Vasoactive intestinal polypeptide induces glycogenolysis in mouse cortical slices: a possible regulatory mechanism for the local control of energy metabolism.

Abstract

Mouse cerebral cortex slices will synthesize [3H]glycogen in vitro. Vasoactive intestinal polypeptide (VIP) stimulates the enzymatic breakdown of this [3H]glycogen. The concentration giving 50% of maximum effectiveness (EC50) is 26 nM. Under the same experimental conditions norepinephrine also induces a concentration-dependent [3H]glycogen hydrolysis with an EC50 of 500 nM. The effect of VIP is not mediated by the release of norepinephrine because it is not blocked by the noradrenergic antagonist d-1-propranolol and is still present in mice in which an 85% depletion of norepinephrine was induced by intracisternal 6-hydroxydopamine injections.

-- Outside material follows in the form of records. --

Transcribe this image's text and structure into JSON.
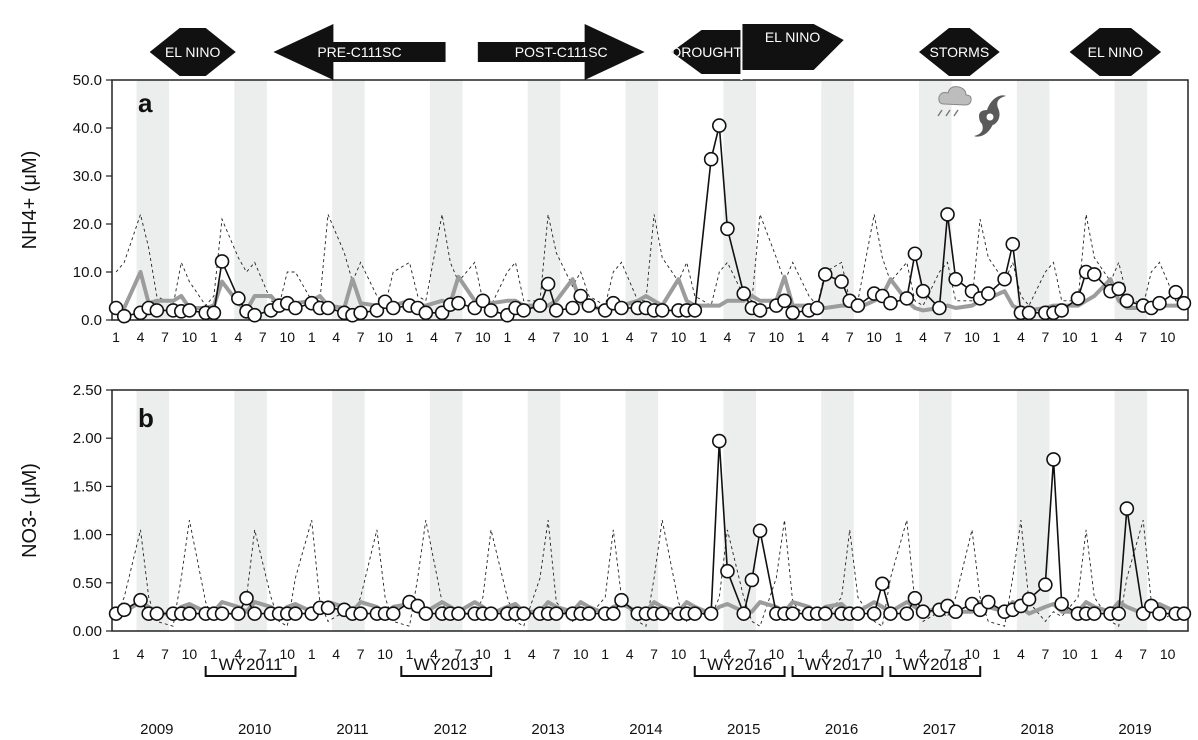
{
  "events": [
    {
      "label": "EL NINO",
      "start": 3.5,
      "end": 11.5,
      "shape": "double"
    },
    {
      "label": "PRE-C111SC",
      "start": 15,
      "end": 31,
      "shape": "left"
    },
    {
      "label": "POST-C111SC",
      "start": 34,
      "end": 49.5,
      "shape": "right"
    },
    {
      "label": "DROUGHT",
      "start": 52,
      "end": 58.5,
      "shape": "left-half"
    },
    {
      "label": "EL NINO",
      "start": 58.5,
      "end": 68,
      "shape": "right-half"
    },
    {
      "label": "STORMS",
      "start": 75,
      "end": 82.5,
      "shape": "double"
    },
    {
      "label": "EL NINO",
      "start": 89,
      "end": 97.5,
      "shape": "double"
    }
  ],
  "chart_data": [
    {
      "type": "line",
      "panel_label": "a",
      "ylabel": "NH4+ (μM)",
      "ylim": [
        0,
        50
      ],
      "yticks": [
        "0.0",
        "10.0",
        "20.0",
        "30.0",
        "40.0",
        "50.0"
      ],
      "x_tick_months": [
        "1",
        "4",
        "7",
        "10"
      ],
      "series": [
        {
          "values": [
            2.5,
            0.8,
            1.5,
            2.5,
            2.0,
            2.0,
            1.8,
            2.0,
            1.5,
            1.5,
            12.2,
            4.5,
            1.8,
            1.0,
            2.0,
            3.0,
            3.5,
            2.5,
            3.5,
            2.5,
            2.5,
            1.5,
            1.0,
            1.5,
            2.0,
            3.8,
            2.5,
            3.0,
            2.5,
            1.5,
            1.5,
            3.2,
            3.5,
            2.5,
            4.0,
            2.0,
            1.0,
            2.5,
            2.0,
            3.0,
            7.5,
            2.0,
            2.5,
            5.0,
            3.0,
            2.0,
            3.5,
            2.5,
            2.5,
            2.5,
            2.0,
            2.0,
            2.0,
            2.0,
            2.0,
            33.5,
            40.5,
            19.0,
            5.5,
            2.5,
            2.0,
            3.0,
            4.0,
            1.5,
            2.0,
            2.5,
            9.5,
            8.0,
            4.0,
            3.0,
            5.5,
            5.0,
            3.5,
            4.5,
            13.8,
            6.0,
            2.5,
            22.0,
            8.5,
            6.0,
            4.5,
            5.5,
            8.5,
            15.8,
            1.5,
            1.5,
            1.5,
            1.5,
            2.0,
            4.5,
            10.0,
            9.5,
            6.0,
            6.5,
            4.0,
            3.0,
            2.5,
            3.5,
            5.8,
            3.5
          ]
        },
        {
          "values": [
            2.5,
            2.5,
            10,
            3.5,
            4,
            4,
            5,
            2.5,
            2.5,
            3,
            8,
            3.5,
            2,
            5,
            5,
            3,
            2.5,
            3.5,
            4,
            5,
            3,
            2.5,
            8.5,
            3.5,
            3,
            3,
            3,
            4,
            3,
            3,
            4,
            3.5,
            9,
            4,
            3.5,
            3.5,
            4,
            4,
            3,
            3,
            3,
            4,
            8.5,
            3.5,
            3,
            2,
            3,
            3,
            4,
            5,
            4,
            3,
            8.5,
            4,
            3,
            3,
            3,
            4,
            4,
            5,
            4,
            4,
            9,
            3,
            3,
            3,
            2.5,
            3,
            3,
            2.5,
            4,
            5,
            8.5,
            4,
            2.5,
            2,
            2.5,
            3,
            2.5,
            3,
            4,
            4.5,
            6,
            3,
            2,
            2,
            2.5,
            3,
            3,
            3,
            4,
            5,
            8.5,
            4,
            2.5,
            2.5,
            3,
            3,
            3,
            3
          ]
        },
        {
          "values": [
            10,
            12,
            22,
            15,
            5,
            3,
            12,
            8,
            3,
            5,
            21,
            13,
            10,
            12,
            4,
            3,
            10,
            10,
            4,
            4,
            22,
            14,
            8,
            12,
            5,
            3,
            10,
            12,
            5,
            4,
            22,
            12,
            8,
            12,
            4,
            3,
            10,
            12,
            4,
            4,
            22,
            14,
            7,
            10,
            5,
            3,
            10,
            12,
            4,
            4,
            22,
            13,
            8,
            12,
            5,
            3,
            10,
            12,
            5,
            4,
            22,
            13,
            8,
            12,
            5,
            3,
            10,
            12,
            4,
            4,
            22,
            13,
            8,
            12,
            4,
            3,
            10,
            12,
            4,
            4,
            21,
            13,
            8,
            12,
            5,
            3,
            10,
            12,
            4,
            4,
            22,
            13,
            8,
            12,
            5,
            3,
            10,
            12,
            4,
            4
          ]
        }
      ]
    },
    {
      "type": "line",
      "panel_label": "b",
      "ylabel": "NO3- (μM)",
      "ylim": [
        0,
        2.5
      ],
      "yticks": [
        "0.00",
        "0.50",
        "1.00",
        "1.50",
        "2.00",
        "2.50"
      ],
      "x_tick_months": [
        "1",
        "4",
        "7",
        "10"
      ],
      "series": [
        {
          "values": [
            0.18,
            0.22,
            0.32,
            0.18,
            0.18,
            0.18,
            0.18,
            0.18,
            0.18,
            0.18,
            0.18,
            0.18,
            0.34,
            0.18,
            0.18,
            0.18,
            0.18,
            0.18,
            0.18,
            0.24,
            0.24,
            0.22,
            0.18,
            0.18,
            0.18,
            0.18,
            0.18,
            0.3,
            0.26,
            0.18,
            0.18,
            0.18,
            0.18,
            0.18,
            0.18,
            0.18,
            0.18,
            0.18,
            0.18,
            0.18,
            0.18,
            0.18,
            0.18,
            0.18,
            0.18,
            0.18,
            0.18,
            0.32,
            0.18,
            0.18,
            0.18,
            0.18,
            0.18,
            0.18,
            0.18,
            0.18,
            1.97,
            0.62,
            0.18,
            0.53,
            1.04,
            0.18,
            0.18,
            0.18,
            0.18,
            0.18,
            0.18,
            0.18,
            0.18,
            0.18,
            0.18,
            0.49,
            0.18,
            0.18,
            0.34,
            0.2,
            0.22,
            0.26,
            0.2,
            0.28,
            0.22,
            0.3,
            0.2,
            0.22,
            0.26,
            0.33,
            0.48,
            1.78,
            0.28,
            0.18,
            0.18,
            0.18,
            0.18,
            0.18,
            1.27,
            0.18,
            0.26,
            0.18,
            0.18,
            0.18
          ]
        },
        {
          "values": [
            0.22,
            0.2,
            0.3,
            0.25,
            0.18,
            0.18,
            0.25,
            0.28,
            0.2,
            0.2,
            0.3,
            0.25,
            0.2,
            0.3,
            0.25,
            0.18,
            0.25,
            0.28,
            0.2,
            0.2,
            0.3,
            0.25,
            0.2,
            0.3,
            0.25,
            0.18,
            0.25,
            0.28,
            0.2,
            0.2,
            0.3,
            0.25,
            0.2,
            0.3,
            0.25,
            0.18,
            0.25,
            0.28,
            0.2,
            0.2,
            0.3,
            0.25,
            0.2,
            0.3,
            0.25,
            0.18,
            0.25,
            0.28,
            0.2,
            0.2,
            0.3,
            0.25,
            0.2,
            0.3,
            0.25,
            0.18,
            0.25,
            0.28,
            0.2,
            0.2,
            0.3,
            0.25,
            0.2,
            0.3,
            0.25,
            0.18,
            0.25,
            0.28,
            0.2,
            0.2,
            0.3,
            0.25,
            0.2,
            0.3,
            0.25,
            0.18,
            0.25,
            0.28,
            0.2,
            0.2,
            0.3,
            0.25,
            0.2,
            0.3,
            0.25,
            0.18,
            0.25,
            0.28,
            0.2,
            0.2,
            0.3,
            0.25,
            0.2,
            0.3,
            0.25,
            0.18,
            0.25,
            0.28,
            0.2,
            0.2
          ]
        },
        {
          "values": [
            0.15,
            0.35,
            1.05,
            0.35,
            0.1,
            0.05,
            0.55,
            1.15,
            0.3,
            0.1,
            0.2,
            0.15,
            0.35,
            1.05,
            0.35,
            0.1,
            0.05,
            0.55,
            1.15,
            0.3,
            0.1,
            0.2,
            0.15,
            0.35,
            1.05,
            0.35,
            0.1,
            0.05,
            0.55,
            1.15,
            0.3,
            0.1,
            0.2,
            0.15,
            0.35,
            1.05,
            0.35,
            0.1,
            0.05,
            0.55,
            1.15,
            0.3,
            0.1,
            0.2,
            0.15,
            0.35,
            1.05,
            0.35,
            0.1,
            0.05,
            0.55,
            1.15,
            0.3,
            0.1,
            0.2,
            0.15,
            0.35,
            1.05,
            0.35,
            0.1,
            0.05,
            0.55,
            1.15,
            0.3,
            0.1,
            0.2,
            0.15,
            0.35,
            1.05,
            0.35,
            0.1,
            0.05,
            0.55,
            1.15,
            0.3,
            0.1,
            0.2,
            0.15,
            0.35,
            1.05,
            0.35,
            0.1,
            0.05,
            0.55,
            1.15,
            0.3,
            0.1,
            0.2,
            0.15,
            0.35,
            1.05,
            0.35,
            0.1,
            0.05,
            0.55,
            1.15,
            0.3,
            0.1,
            0.2,
            0.15
          ]
        }
      ]
    }
  ],
  "years": [
    "2009",
    "2010",
    "2011",
    "2012",
    "2013",
    "2014",
    "2015",
    "2016",
    "2017",
    "2018",
    "2019"
  ],
  "water_years": [
    {
      "label": "WY2011",
      "start": 11,
      "end": 23
    },
    {
      "label": "WY2013",
      "start": 35,
      "end": 47
    },
    {
      "label": "WY2016",
      "start": 71,
      "end": 83
    },
    {
      "label": "WY2017",
      "start": 83,
      "end": 95
    },
    {
      "label": "WY2018",
      "start": 95,
      "end": 107
    }
  ]
}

Other cortical putative neurotransmitters such as GABA, aspartic acid, glutamic acid, somatostatin and acetylcholine (tested with the agonist carbamylcholine) do not induce a breakdown of [3H]glycogen. This glycogenolytic effect of VIP and norepinephrine, presumed to be mediated by cAMP formation, should result at the cellular level in an increased glucose availability for the generation of phosphate-bound energy. Given the narrow radial pattern of arborization of the intracortical VIP neuron and the tangential intracortical trajectory of the noradrenergic fibers, these 2 systems may function in a complementary fashion: VIP regulating energy metabolism locally, within individual columnar modules, and norepinephrine exerting a more global effect that spans adjacent columns.